Llego la hora del almuerzo, preparare algo sencillo para esperar a mi familia, era muy extraño estar haciendo algo como esto, en mucho tiempo volvía a cocinar.
Aun poseía mi habilidad para el buen gusto, pero nunca descuide lo nutritivo es una de mis reglas.
A poco de terminar, contemple mi obra maestra, muy digno de ser admirada, mi objetivo estaba realizado.
Cada cosa ya estaba en su lugar, todo minuciosamente colocado hasta el más mínimo detalle.
El golpeteo de la puerta retumbo produciendo un gran eco por todos lados, era hora de sorprender.
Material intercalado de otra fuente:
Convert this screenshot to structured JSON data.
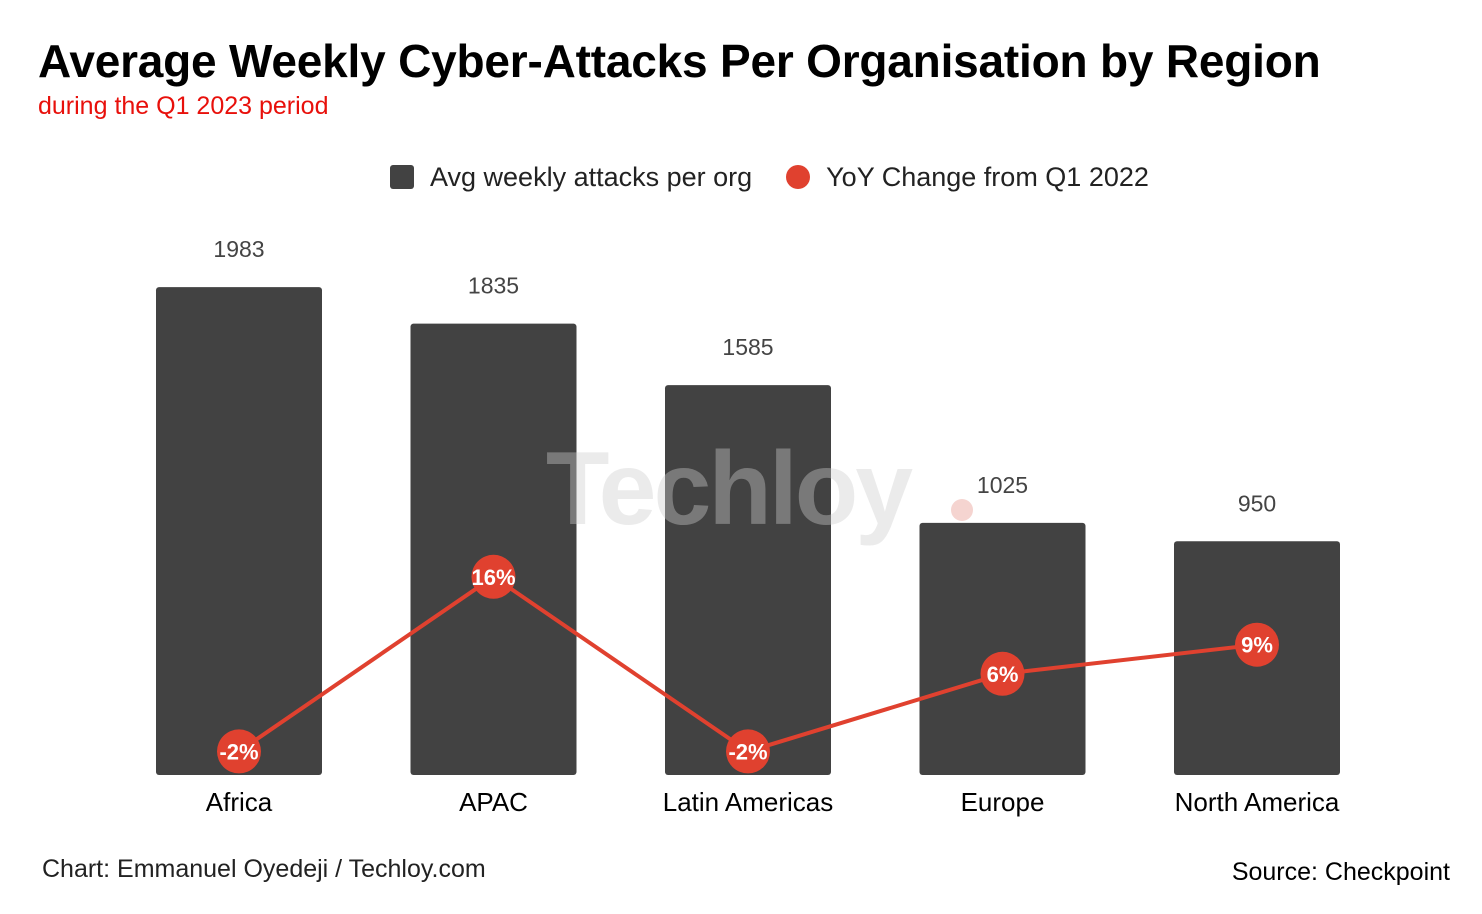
{
  "colors": {
    "bar": "#424242",
    "line": "#e0412f",
    "title": "#000000",
    "subtitle": "#e8100b"
  },
  "header": {
    "title": "Average Weekly Cyber-Attacks Per Organisation by Region",
    "subtitle": "during the Q1 2023 period"
  },
  "legend": {
    "bar_label": "Avg weekly attacks per org",
    "line_label": "YoY Change from Q1 2022"
  },
  "watermark": {
    "text": "Techloy"
  },
  "footer": {
    "credit": "Chart: Emmanuel Oyedeji / Techloy.com",
    "source": "Source: Checkpoint"
  },
  "chart_data": {
    "type": "bar",
    "title": "Average Weekly Cyber-Attacks Per Organisation by Region",
    "subtitle": "during the Q1 2023 period",
    "categories": [
      "Africa",
      "APAC",
      "Latin Americas",
      "Europe",
      "North America"
    ],
    "series": [
      {
        "name": "Avg weekly attacks per org",
        "type": "bar",
        "values": [
          1983,
          1835,
          1585,
          1025,
          950
        ],
        "labels": [
          "1983",
          "1835",
          "1585",
          "1025",
          "950"
        ]
      },
      {
        "name": "YoY Change from Q1 2022",
        "type": "line",
        "values": [
          -2,
          16,
          -2,
          6,
          9
        ],
        "labels": [
          "-2%",
          "16%",
          "-2%",
          "6%",
          "9%"
        ]
      }
    ],
    "ylim": [
      0,
      2000
    ],
    "y2lim": [
      -5,
      25
    ],
    "xlabel": "",
    "ylabel": "",
    "grid": false,
    "legend_position": "top-center"
  }
}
Mi visión busco hallar un bulto en la oscuridad, pero era algo verdaderamente imposible, el viento producía un sonido estremecedor, pero mas escalofriante fue no ver nadie esperando detrás de la puerta.
Mi ritmo cardiaco aumento galopantemente, otra vez mi cabeza me estaba jugando una mala pasada, todo mis malos momentos acaban de reflejarse por mi mente, comprendí que me atormentaría por el resto de mis días, no lo podía soportar, las consecuencias no tardarían en buscar la salida a la realidad, una mano firme poso sobre mi hombro, mi cuerpo se petrifico, mis musculos dejaron de responder, sentí como milésima a milésima mis pupilas se dilataban, lentamente gire el cuello buscando su rostro.